私だって家内から、つい最近まで辞めなさいよ、と言われていました。「自分も大変で、
皆も大変にし、親まで大変に巻き込んで」と言っていました。私達は年中、腹を立て怒
って夫婦をやってきました。それに「貴方は大切なことは何も相談しないで決めてしま
う、一生苦労させられる」と家内は言います。「だから鍛えられてきたんじゃないか」という
私です。いちいち許可を取っていたら作家にはなれなかったし、夢舞台もありませんね。
いろんな人にお世話になりながら今があることはわかっています。

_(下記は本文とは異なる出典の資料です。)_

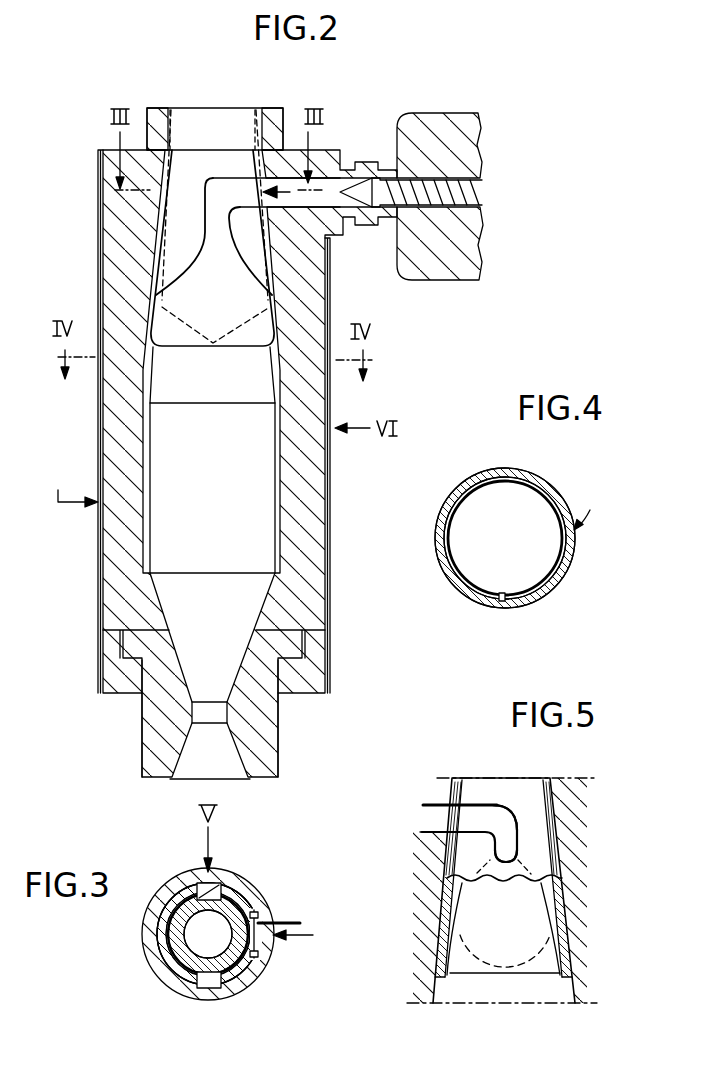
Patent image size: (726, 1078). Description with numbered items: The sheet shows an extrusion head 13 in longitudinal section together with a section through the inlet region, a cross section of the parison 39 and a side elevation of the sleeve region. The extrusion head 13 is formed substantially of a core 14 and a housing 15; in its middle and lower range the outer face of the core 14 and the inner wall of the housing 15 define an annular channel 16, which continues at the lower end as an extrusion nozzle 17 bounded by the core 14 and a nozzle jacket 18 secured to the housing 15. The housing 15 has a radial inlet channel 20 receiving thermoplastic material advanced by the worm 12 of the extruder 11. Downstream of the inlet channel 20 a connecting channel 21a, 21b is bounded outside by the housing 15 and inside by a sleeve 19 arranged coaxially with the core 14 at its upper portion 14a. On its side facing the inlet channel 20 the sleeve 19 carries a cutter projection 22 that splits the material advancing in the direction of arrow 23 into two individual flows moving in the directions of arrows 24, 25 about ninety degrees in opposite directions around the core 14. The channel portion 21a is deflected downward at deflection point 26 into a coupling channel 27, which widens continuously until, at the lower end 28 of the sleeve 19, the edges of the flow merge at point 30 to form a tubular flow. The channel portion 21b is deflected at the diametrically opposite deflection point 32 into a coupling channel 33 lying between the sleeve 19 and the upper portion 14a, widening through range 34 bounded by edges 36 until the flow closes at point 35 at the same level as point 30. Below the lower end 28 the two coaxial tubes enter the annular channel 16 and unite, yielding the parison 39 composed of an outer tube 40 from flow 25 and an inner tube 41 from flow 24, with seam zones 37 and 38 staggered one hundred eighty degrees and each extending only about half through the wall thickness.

In FIG. 2, the extruder 11 is at (460, 125).
In FIG. 2, the worm 12 is at (470, 195).
In FIG. 2, the extrusion head 13 is at (74, 492).
In FIG. 2, the core 14 is at (253, 462).
In FIG. 3, the core 14 is at (196, 946).
In FIG. 2, the upper portion of the core 14a is at (187, 160).
In FIG. 2, the housing 15 is at (308, 548).
In FIG. 3, the housing 15 is at (246, 897).
In FIG. 2, the annular channel 16 is at (143, 530).
In FIG. 2, the extrusion nozzle 17 is at (175, 778).
In FIG. 2, the nozzle jacket 18 is at (272, 758).
In FIG. 2, the sleeve 19 is at (160, 262).
In FIG. 3, the sleeve 19 is at (153, 940).
In FIG. 5, the sleeve 19 is at (438, 908).
In FIG. 2, the radial inlet channel 20 is at (328, 260).
In FIG. 3, the radial inlet channel 20 is at (293, 919).
In FIG. 5, the radial inlet channel 20 is at (437, 805).
In FIG. 2, the connecting channel portion 21a is at (233, 190).
In FIG. 3, the connecting channel portion 21a is at (250, 973).
In FIG. 3, the connecting channel portion 21b is at (247, 897).
In FIG. 5, the connecting channel portion 21b is at (477, 820).
In FIG. 2, the cutter projection 22 is at (265, 182).
In FIG. 3, the cutter projection 22 is at (242, 988).
In FIG. 5, the cutter projection 22 is at (447, 777).
In FIG. 2, the arrow 23 is at (277, 200).
In FIG. 3, the arrow 23 is at (308, 942).
In FIG. 3, the arrow 24 is at (259, 915).
In FIG. 3, the arrow 25 is at (261, 958).
In FIG. 2, the deflection point 26 is at (168, 132).
In FIG. 3, the deflection point 26 is at (202, 988).
In FIG. 2, the coupling channel 27 is at (200, 228).
In FIG. 2, the lower end of the sleeve 28 is at (178, 355).
In FIG. 5, the lower end of the sleeve 28 is at (443, 983).
In FIG. 2, the lower end of the bounding edges 30 is at (212, 348).
In FIG. 3, the deflection point 32 is at (223, 888).
In FIG. 5, the deflection point 32 is at (498, 817).
In FIG. 5, the coupling channel 33 is at (508, 850).
In FIG. 5, the widening range 34 is at (510, 908).
In FIG. 5, the lower point of the bounding edges 35 is at (503, 970).
In FIG. 5, the bounding edges 36 is at (550, 893).
In FIG. 4, the seam zone 37 is at (505, 470).
In FIG. 4, the seam zone 38 is at (502, 598).
In FIG. 4, the parison 39 is at (589, 509).
In FIG. 4, the outer tube 40 is at (540, 495).
In FIG. 4, the inner tube 41 is at (553, 497).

民主主義の多数決だ
けでは物は動かないのも真理だと思います。
でも家内もようやく私の夢が見えるようになりました。自分でもどうなるかわからない
ことに向かっているのですから当然でしょう。まして、他人の奥さんが理解するのは大変
でしょうね。去年のバスに家内と森さんの奥さんがいなくて良かったです。この対談を読ま
れるでしょうか。
森 勿論、私は読んでもらいます。読んでもらって妻からの感想を聞きたいですね。妻
は妻なりに佐藤さんのことを理解しているし、佐藤さんと私との関係も把握しています。
その上で、この対談に対する感想を聞くことは私にとって大変興味がありますね。
ふくろう会を活力に
佐藤 最後に森さんはふくろう会を教育にどのように生かされていますか。
森 先程も言いましたように、私がふくろう会で得ているものは感動ある人間交流です。
もっと突き詰めて言えば佐藤さんとの関係から生じる緊張感による私自身の人格的
向上です。自分自身の人格的向上が生徒との良好な人間関係づくりを可能にし、
強いては職場の教職員との人間関係をも良好にしていっています。自分を取り巻くあ
らゆる人々と感動ある人間交流を持てたならばと願っています。それが私にとって夢で
すね。
佐藤 愉しいと楽しいという言葉がありますが両方がいい。人格向上、人間感性を
磨く、そうしたことも正に究極の夢ですね。
これからまた、大きく進化するふくろう会になりそうです。共に変化に対応できますよう
に心がけて行きたいものです。ありがとうございました。